02-05-2025
Casi a las puertas del cierre de puertas, cum clave, con llave, cónclave, que se
abrirá una vez se cumpla con el encargo del potestas
clavium, el poder de las llaves que Cristo confía a Pedro y sus sucesores,
asistidos por el Espíritu Santo, pues sin él no pueden entenderse sus obras y
palabras.
El extra omnes
romano me sugiere un intra omnes
salmantino y cofrade, pues siempre el tiempo de Pascua, junto a otros debates
más apegados al análisis post-partido de lo procesional, es propicio para
reflexionar acerca de la presencia de las cofradías, hermandades y
congregaciones en el conjunto de la sociedad local, y particularmente en el
ámbito de la Iglesia diocesana.
Uno de los parámetros para evaluar esa presencia es la accesibilidad
que perciben, o finalmente encuentran, las personas interesadas en unirse a una
hermandad. La horquilla puede abarcar desde el grado de conocimiento de cómo
iniciar el proceso: un horario de atención, un lugar de acogida, alguien de
referencia…; hasta las etapas más o menos profundas o superficiales del mismo:
una conversación, un mero formulario,
una reunión…
La vocación de la Iglesia es católica, universal: «... a todos los pueblos, comenzando
por Jerusalén» (Lc 24,47); «Id, pues, y haced discípulos a todos los pueblos… enseñándoles a
guardar todo lo que os he mandado…
estoy con vosotros todos los días…» (Mt 28,19-20). La de las cofradías
se integra, lógicamente, en la misión general de la Iglesia, pero adquiere los
matices particulares de un acento concreto, abierto a todos y encomendado a
algunos, quienes ejerciendo su libertad de asociación en la Iglesia asumen
derechos y deberes propios del cofrade.
Apuntarse a una cofradía no es cualquier cosa, no puede reducir
a un mero trámite administrativo; ni tampoco a un favor puntual, a una
experiencia en período de pruebas, o a una moda pasajera. No podemos negar que
algo de eso hay, pero más allá de las motivaciones diversas, que pueden
aceptarse como punto de partida para un posterior acompañamiento y anuncio,
cabe que las puertas de las cofradías sean atravesadas por miembros con un
grado de compromiso diferente, sin que esto dañe su unidad o su fundamento.

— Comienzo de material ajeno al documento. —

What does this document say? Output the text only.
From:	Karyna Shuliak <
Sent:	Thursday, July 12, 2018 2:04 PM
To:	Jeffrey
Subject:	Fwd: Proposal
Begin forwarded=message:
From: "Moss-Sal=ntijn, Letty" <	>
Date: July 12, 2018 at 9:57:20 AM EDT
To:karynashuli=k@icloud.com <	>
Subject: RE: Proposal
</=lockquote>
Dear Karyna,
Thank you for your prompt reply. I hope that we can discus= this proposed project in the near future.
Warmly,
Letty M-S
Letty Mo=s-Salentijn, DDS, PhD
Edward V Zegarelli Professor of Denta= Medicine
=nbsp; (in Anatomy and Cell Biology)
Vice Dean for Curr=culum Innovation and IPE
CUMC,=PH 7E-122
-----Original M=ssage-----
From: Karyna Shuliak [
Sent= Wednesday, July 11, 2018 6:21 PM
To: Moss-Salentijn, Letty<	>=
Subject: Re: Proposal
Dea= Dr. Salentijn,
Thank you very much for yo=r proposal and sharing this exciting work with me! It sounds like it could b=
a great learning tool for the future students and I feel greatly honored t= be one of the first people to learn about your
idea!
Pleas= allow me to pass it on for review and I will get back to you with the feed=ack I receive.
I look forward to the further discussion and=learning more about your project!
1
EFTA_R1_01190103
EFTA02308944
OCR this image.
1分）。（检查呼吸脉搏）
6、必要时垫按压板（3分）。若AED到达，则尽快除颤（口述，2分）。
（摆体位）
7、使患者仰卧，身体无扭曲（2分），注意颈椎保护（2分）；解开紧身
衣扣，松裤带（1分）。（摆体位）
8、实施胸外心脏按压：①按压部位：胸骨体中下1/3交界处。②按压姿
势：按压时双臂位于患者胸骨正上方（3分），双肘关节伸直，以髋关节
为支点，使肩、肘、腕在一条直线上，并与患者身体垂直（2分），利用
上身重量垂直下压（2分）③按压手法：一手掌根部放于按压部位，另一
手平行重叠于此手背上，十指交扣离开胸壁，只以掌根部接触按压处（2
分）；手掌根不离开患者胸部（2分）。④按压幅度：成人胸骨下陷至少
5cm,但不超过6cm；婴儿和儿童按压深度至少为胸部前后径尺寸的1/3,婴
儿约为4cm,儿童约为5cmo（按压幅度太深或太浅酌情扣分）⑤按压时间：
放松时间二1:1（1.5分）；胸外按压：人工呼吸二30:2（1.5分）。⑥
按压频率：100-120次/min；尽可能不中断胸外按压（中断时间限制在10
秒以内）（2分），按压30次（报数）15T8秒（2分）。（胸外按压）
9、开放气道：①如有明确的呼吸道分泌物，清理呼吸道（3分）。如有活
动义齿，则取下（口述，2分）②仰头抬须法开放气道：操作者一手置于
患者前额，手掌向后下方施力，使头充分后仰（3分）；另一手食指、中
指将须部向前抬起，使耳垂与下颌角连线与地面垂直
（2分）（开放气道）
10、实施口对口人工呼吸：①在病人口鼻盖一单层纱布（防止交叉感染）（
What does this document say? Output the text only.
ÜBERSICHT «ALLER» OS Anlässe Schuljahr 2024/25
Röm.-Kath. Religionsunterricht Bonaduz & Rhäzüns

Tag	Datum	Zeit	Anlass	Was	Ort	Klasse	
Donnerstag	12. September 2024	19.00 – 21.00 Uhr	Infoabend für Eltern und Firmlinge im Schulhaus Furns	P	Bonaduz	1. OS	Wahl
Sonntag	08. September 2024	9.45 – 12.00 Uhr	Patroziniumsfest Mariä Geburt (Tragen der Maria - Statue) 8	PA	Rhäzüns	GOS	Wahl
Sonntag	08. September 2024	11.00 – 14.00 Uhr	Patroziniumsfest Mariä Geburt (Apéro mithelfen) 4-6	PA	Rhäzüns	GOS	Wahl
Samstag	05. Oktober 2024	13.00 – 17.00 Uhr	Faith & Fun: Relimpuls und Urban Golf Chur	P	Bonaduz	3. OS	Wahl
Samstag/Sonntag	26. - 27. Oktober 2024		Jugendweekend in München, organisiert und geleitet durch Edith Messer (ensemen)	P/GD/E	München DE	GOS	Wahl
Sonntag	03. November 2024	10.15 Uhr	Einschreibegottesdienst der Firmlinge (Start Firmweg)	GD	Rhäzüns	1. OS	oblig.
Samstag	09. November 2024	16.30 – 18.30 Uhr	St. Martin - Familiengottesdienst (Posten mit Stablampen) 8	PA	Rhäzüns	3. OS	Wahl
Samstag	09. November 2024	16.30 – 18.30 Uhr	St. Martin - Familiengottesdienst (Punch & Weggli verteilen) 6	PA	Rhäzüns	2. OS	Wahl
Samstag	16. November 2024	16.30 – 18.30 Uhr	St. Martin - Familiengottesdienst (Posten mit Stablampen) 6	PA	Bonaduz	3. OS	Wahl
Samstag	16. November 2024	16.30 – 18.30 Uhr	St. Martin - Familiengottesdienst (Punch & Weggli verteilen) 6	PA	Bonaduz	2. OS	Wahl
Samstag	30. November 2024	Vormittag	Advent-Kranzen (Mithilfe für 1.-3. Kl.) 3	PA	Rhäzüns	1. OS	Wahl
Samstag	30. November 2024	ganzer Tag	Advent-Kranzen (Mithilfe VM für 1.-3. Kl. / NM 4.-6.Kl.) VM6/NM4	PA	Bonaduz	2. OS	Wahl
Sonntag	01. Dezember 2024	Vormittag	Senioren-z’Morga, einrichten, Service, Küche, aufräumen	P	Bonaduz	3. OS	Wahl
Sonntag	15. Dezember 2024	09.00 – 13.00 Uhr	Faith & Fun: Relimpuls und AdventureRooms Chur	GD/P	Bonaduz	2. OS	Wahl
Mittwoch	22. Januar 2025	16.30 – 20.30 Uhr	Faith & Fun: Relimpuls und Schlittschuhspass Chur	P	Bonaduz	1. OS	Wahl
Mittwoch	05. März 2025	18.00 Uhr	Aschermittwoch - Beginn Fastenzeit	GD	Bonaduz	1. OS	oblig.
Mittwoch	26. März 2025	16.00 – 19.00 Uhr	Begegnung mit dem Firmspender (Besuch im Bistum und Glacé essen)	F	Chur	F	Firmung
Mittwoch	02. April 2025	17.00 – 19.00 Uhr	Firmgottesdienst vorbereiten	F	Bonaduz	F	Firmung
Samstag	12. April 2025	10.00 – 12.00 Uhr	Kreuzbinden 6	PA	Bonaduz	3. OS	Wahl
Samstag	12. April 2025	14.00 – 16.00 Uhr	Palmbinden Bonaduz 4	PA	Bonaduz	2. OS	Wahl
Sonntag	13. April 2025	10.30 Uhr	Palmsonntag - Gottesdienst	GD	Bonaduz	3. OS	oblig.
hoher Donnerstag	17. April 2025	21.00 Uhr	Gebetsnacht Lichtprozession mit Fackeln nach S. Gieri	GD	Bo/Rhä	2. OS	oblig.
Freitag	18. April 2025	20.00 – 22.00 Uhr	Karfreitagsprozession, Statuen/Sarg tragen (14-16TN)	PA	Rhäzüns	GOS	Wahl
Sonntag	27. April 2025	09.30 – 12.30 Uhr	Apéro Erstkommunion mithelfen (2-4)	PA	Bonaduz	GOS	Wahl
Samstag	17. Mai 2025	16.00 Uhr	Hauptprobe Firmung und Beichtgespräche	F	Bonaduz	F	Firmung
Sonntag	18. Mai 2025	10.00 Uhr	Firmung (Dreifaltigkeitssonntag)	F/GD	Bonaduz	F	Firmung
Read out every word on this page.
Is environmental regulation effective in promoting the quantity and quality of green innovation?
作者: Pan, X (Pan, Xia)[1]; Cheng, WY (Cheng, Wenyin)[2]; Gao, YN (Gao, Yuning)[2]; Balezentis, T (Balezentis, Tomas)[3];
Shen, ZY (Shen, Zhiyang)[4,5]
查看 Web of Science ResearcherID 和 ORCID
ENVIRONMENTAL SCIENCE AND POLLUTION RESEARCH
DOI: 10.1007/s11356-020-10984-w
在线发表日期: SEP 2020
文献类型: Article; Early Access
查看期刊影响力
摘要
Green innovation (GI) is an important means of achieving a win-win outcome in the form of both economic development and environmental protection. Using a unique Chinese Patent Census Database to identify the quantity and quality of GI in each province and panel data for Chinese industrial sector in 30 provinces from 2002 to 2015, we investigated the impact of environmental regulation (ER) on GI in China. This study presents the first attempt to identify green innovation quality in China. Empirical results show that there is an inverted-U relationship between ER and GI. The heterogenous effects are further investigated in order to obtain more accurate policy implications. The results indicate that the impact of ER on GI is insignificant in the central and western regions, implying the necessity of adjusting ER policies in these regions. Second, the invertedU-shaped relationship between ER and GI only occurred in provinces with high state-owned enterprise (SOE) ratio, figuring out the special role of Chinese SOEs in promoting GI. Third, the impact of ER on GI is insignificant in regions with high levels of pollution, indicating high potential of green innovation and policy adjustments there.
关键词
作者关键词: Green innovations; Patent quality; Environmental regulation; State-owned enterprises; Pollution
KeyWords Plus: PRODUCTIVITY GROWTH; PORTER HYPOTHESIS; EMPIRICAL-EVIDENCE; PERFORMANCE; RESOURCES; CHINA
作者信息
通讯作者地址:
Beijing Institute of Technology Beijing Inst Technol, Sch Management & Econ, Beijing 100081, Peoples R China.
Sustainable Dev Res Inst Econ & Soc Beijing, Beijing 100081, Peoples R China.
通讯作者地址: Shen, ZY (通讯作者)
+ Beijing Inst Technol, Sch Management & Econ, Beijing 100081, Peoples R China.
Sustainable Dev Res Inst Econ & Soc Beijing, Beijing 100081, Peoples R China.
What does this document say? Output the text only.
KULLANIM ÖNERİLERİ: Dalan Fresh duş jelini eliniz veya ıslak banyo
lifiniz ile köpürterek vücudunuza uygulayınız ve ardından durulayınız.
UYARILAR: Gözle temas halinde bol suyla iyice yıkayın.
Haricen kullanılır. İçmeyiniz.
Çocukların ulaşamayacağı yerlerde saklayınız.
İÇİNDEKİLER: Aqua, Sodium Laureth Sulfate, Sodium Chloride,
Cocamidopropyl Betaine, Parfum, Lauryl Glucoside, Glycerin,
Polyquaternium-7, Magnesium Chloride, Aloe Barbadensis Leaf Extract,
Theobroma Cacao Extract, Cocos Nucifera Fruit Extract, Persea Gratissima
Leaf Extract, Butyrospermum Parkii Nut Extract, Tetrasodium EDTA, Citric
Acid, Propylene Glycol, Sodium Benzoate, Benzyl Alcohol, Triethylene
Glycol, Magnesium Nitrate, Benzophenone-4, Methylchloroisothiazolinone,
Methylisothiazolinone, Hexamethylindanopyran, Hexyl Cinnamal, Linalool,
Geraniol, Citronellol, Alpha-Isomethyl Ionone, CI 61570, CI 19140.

Siempre habrá cofrades más implicados, algunos desde siempre,
otros de forma duradera aunque situaciones familiares o laborales les hayan
alejado del día a día. Estos conservan el pulso de la hermandad durante el año,
sea más vívido o más tenue. Sin ellos, faltaría la continuidad, la pervivencia,
la existencia misma de la cofradía.
Los estacionales, que nunca faltan en la cuaresma, permiten
completar las tareas necesarias para las procesiones de Semana Santa, aseguran
los montajes de los pasos y dan cierto cuerpo a los cultos más próximos a los
días grandes. Sin ellos, las hermandades parecerían menos significativas, sus
actividades menores, su viabilidad difícil.
Los del día de la procesión, no pocos casi anónimos,
contribuyen a las cargas de las andas y engrosan las filas de cruces o cirios.
Son mayoría en el censo aunque no suelen votar. Son masa en algunas ciudades y
miguitas en otras, como la nuestra, pero sin ellos los desfiles no podrían
celebrarse y el testimonio de fe quedaría sin ser pronunciado en la plaza
pública.
Todos, según su carisma, tienen sitio en la hermandad.
Aspirar a que cada vez más hermanos conciban la cofradía como su comunidad de
referencia donde vivir la fe es un reto hermoso, no porque se trate de sacarlos
de la que tengan, sino porque muchos de los destinatarios no tienen ninguna.
Acoger en la hermandad y en la procesión a otros fieles, de parroquias o
movimientos, que se animen a dar testimonio de su seguimiento de Cristo en las
calles, también sería una preciosa tarea de comunión eclesial y misión
compartida. Recibir a personas inquietas, buscadoras, que se abren a la fe y se
plantean entrar por la puerta de una cofradía para salir camino de las huellas
de Jesús, un regalo pascual del Resucitado, al que el papa Francisco dedicó sus
últimas palabras: «Encomendémonos a él, porque solo él puede hacer nuevas todas las cosas» (cf. Ap 21,5).